The study, which has analysed mortality and temperature data recorded between 1998 and 2012 in 16 European countries with a total of 147 regions, concludes that more than 7% of all deaths recorded in this period were related to temperature. Moreover, during these years, cold temperatures had an impact on mortality up to ten times higher than warm temperatures. This trend, however, is reversed in the projections made by the study based on the combination of four climate models, which show that heat-related deaths will exceed cold-related deaths by mid-century, especially in areas such as the Mediterranean: "The incidence of this phenomenon is uneven, since the Mediterranean is an area more vulnerable to heat", says Marcos Quijal, a researcher at ISGlobal and one of the main authors of the study.
Three impact scenarios
The research projections vary according to three different scenarios: a more optimistic scenario -in which there would be a significant reduction in greenhouse gas emissions-, a moderate one -in which a stable trend in emissions would be expected-, and a final scenario, the most pessimistic of all, in which emissions would continue to increase at the same rate as they have done so far and global temperatures would rise by up to five degrees. It is precisely this last scenario that worries the authors, since it would imply that, without applying any mitigation measures, this increase in temperatures would translate into an increase in mortality in the different regions. "This is important because depending on the measures taken, one scenario or another will occur and the lethal consequences may vary".
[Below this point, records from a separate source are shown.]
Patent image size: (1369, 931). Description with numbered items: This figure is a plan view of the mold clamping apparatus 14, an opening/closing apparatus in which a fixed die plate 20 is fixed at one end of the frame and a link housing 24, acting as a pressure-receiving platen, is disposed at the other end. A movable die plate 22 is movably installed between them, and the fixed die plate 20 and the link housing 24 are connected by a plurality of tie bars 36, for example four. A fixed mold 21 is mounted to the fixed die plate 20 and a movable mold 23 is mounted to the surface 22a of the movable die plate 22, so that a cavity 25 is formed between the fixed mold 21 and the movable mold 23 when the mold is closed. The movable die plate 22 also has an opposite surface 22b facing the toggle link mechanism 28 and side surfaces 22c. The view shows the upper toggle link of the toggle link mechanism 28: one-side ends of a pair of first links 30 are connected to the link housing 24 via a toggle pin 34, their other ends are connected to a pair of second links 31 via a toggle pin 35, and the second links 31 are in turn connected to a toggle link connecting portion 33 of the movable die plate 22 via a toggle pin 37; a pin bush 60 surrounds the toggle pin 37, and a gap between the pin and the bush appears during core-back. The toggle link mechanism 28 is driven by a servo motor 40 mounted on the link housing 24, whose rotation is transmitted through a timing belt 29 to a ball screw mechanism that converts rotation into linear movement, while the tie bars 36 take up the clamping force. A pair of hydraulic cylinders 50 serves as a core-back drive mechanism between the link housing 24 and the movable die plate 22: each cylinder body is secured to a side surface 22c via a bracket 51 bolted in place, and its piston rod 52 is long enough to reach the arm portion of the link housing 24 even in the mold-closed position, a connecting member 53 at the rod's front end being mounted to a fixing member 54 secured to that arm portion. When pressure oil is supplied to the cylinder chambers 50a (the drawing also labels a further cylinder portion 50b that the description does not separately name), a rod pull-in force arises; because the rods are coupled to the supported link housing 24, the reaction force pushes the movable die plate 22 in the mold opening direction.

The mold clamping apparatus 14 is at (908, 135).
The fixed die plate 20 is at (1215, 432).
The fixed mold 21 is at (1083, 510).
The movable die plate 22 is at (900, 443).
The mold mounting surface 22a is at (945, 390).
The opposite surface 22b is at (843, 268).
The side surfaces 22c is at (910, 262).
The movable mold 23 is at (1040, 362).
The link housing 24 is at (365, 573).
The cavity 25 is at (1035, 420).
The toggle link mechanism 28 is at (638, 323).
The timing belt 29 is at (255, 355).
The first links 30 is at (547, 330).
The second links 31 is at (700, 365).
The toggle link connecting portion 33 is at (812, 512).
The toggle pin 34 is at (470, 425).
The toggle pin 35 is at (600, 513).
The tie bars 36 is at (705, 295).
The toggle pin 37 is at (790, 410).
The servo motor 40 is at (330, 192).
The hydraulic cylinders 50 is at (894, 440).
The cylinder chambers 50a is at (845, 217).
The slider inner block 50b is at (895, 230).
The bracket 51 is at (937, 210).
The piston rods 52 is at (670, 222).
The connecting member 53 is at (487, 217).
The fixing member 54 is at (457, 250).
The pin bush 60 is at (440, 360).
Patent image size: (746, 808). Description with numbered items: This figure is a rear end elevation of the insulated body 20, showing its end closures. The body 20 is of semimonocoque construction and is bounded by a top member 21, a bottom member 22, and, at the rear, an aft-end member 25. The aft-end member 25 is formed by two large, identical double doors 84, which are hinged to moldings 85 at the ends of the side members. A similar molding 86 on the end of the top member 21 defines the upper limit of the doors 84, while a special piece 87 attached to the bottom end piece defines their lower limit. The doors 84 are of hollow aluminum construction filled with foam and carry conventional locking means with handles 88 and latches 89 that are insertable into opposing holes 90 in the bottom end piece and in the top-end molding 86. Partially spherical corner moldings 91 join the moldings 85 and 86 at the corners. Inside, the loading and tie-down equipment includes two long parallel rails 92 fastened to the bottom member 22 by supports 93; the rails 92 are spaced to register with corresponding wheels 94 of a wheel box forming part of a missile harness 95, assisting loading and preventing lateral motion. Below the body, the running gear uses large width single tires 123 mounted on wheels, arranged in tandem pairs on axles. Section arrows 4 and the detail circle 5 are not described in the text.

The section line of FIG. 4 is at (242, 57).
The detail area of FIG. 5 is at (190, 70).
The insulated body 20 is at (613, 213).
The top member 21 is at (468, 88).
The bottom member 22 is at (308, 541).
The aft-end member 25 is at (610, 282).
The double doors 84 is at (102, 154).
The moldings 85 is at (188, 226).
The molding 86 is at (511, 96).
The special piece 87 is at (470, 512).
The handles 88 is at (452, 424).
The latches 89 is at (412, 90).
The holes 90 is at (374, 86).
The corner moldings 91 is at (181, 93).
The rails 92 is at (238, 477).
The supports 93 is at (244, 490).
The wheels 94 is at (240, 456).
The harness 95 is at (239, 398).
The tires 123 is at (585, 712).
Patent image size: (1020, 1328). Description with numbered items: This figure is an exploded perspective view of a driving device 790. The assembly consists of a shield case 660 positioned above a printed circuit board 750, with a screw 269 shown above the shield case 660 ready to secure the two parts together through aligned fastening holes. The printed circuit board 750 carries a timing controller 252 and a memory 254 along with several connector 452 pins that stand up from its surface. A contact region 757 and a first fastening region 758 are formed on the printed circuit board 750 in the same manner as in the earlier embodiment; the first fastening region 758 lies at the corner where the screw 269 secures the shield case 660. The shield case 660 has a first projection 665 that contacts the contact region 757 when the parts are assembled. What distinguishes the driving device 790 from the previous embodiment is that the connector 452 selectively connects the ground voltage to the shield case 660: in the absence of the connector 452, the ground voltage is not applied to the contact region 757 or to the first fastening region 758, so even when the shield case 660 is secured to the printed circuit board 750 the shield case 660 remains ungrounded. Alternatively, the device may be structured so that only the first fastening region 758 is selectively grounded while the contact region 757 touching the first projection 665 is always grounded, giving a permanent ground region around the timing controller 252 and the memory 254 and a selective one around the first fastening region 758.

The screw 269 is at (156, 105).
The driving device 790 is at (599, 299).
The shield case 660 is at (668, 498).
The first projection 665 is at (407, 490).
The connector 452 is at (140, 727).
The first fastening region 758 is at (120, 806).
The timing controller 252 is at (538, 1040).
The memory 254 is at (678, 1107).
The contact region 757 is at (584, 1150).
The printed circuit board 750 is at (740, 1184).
If the data is broken down by region, and we take the worst-case scenario, in Spain the increase in mortality due to high temperatures in the middle of the century - that is, in just 30 years - would be between 1.3% and 4.5%, while this figure would increase by between 2.5% and 10% by the end of the century. Catalonia, moreover, would be the third autonomous community in which heat-related deaths would increase the most if measures to control the effects of climate change were not applied: this type of death would increase by 7.7% by the end of the century and by 2.8% in less than three decades. It should be borne in mind that the predictions of the study have been made on the basis of epidemiological data from the whole population, both in urban and rural areas.
The researchers point out that the projections indicate a large increase in deaths as a result of extreme heat, although they do not delve into the analysis of extreme heat waves, such as the one experienced in Canada last week. The study assures that in the scenario that does not adapt to the climatic emergency mortality is accentuated and it urges to take measures to avoid it. "Our results confirm the urgency of adopting global mitigation measures, which if only adapted in specific countries or regions will not be effective", says Joan Ballester, researcher at ISGlobal and author of the study, who assures that acting - or not - in the face of climate change makes us more vulnerable to heat.